I am trying to determine the tangent of the vertex and the axis of symmetry of a rotated parabola, not knowing the equation of the parabola, and only knowing 3pts the equation has to satisfy.

Can anyone help out with this? I have three points, the second is always the vertex, and pt1 and point 2 are on opposite sides of the parabola; yet, they are unequal in distance from the vertex.

for example:

pt1 is something like 1,2
pt2 , the vertex, is 2,8
pt3, is something like 9,7

I already know the math to get tangent, I just need the process to find the equations of the parabola that is rotated knowing only three points.

This relates to quadratic bezier curves cause it will enable me to find the control point with some additional steps; it is just getting over this hurdle that bites.

 

[tiny-tim]

Welcome to PF!

Hi arpace ! Welcome to PF!

Hint: first, simplify it by changing coordinates so that the vertex is at (0,0).

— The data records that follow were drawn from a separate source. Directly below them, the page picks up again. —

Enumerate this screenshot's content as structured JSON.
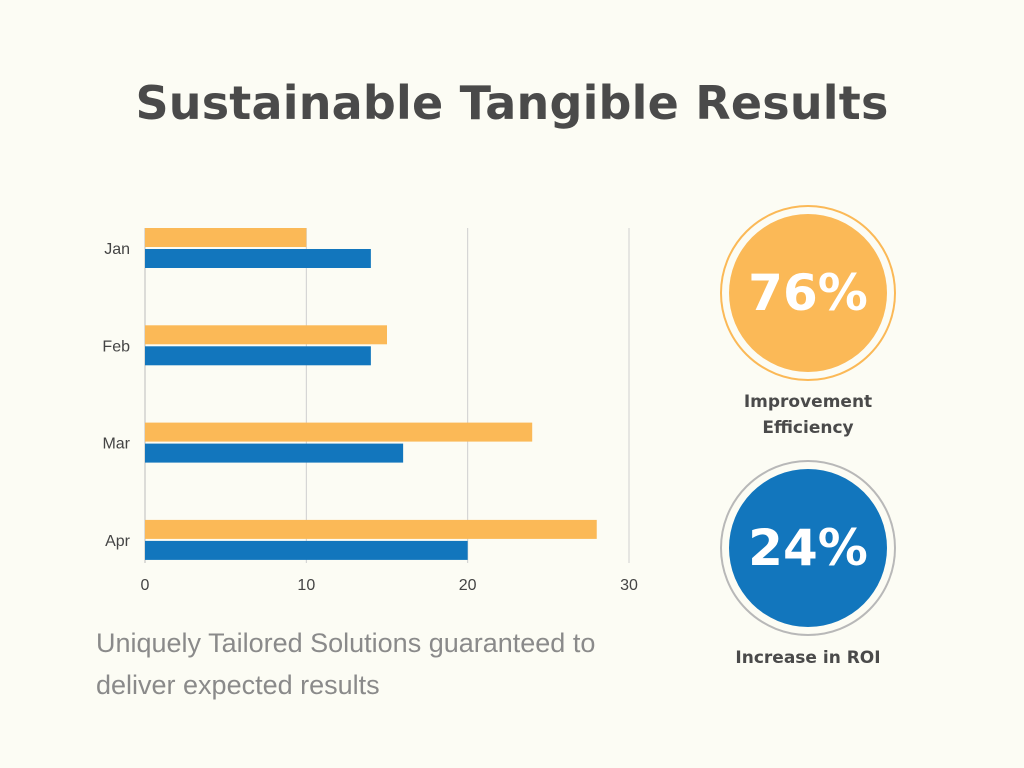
{
  "title": "Sustainable Tangible Results",
  "subtitle": "Uniquely Tailored Solutions guaranteed to deliver expected results",
  "stats": [
    {
      "value_text": "76%",
      "label": "Improvement Efficiency",
      "color": "#fbb957",
      "fraction": 0.76
    },
    {
      "value_text": "24%",
      "label": "Increase in ROI",
      "color": "#1276bd",
      "fraction": 0.24
    }
  ],
  "chart_data": {
    "type": "bar",
    "orientation": "horizontal",
    "categories": [
      "Jan",
      "Feb",
      "Mar",
      "Apr"
    ],
    "series": [
      {
        "values": [
          10,
          15,
          24,
          28
        ],
        "color": "#fbb957"
      },
      {
        "values": [
          14,
          14,
          16,
          20
        ],
        "color": "#1276bd"
      }
    ],
    "xlim": [
      0,
      30
    ],
    "x_ticks": [
      0,
      10,
      20,
      30
    ],
    "grid": true,
    "legend": "none"
  }
}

Then you know the equation for a parabola with vertex (0,0) must be ax + by = … ?

 

[HallsofIvy]

In general, you can't. Given any 3 points, there exist a unique parabola with vertical axis of symmetry passing through those 3 points. There exist an infinite number of parabolas with other axes passing through those same three points.

 

[kts123]

^ I think the TC may have implicitly implied that the focus and directrix are positioned at
(0,p) and (0,-p) respectively, and then rotated from there.

 

[arpace]

I know that I would have to rotate it back to 0 degrees; yet, in order to do that don't you need to know either the tangent or the axis of symmetry to find the degree it needs to be rotated by?

The second point is always the vertex; yet, the points 1 and 3 are not an equal distance from the vertex; thus, this is where my hard time starts.

If it is not possible, then is there another way to determine the control point for a quadratic bezier curve, knowing the same information?

 

[kts123]

Try brute algebra force? That's my only suggestion.

Observe that for a parabola symetric between the Y axis (I forget what that's called) for every point, (x,y,) there is a corrisponding point, (-x,y), such as that (x,y) and (-x,y) are equal in distance to the y-axis (the point x=0.) When rotated, each point must still contain this symetry. You could probably use this fact in tandem with some serious trig to figure it out (I'd see what I could do, but I'm at work, I can't be jotting down equations willy-nilly. =p)

 

[mr articulate]

How do i calculate the equation of a parabola with a horizontal directrix given three random points along the line. I tried to translate the graph around the origin but that still didnt work. The points are (1/2,6), (3/2,16), (-3/2,-2).

 

[HallsofIvy]

How do i calculate the equation of a parabola with a horizontal directrix given three random points along the line. I tried to translate the graph around the origin but that still didnt work. The points are (1/2,6), (3/2,16), (-3/2,-2).

A parabola with horizontal directrix has vertical axis of symmetry and so is of the form y= ax²+ bx+ c. Put the x and y values of the three points into that equation and solve for a, b, and c.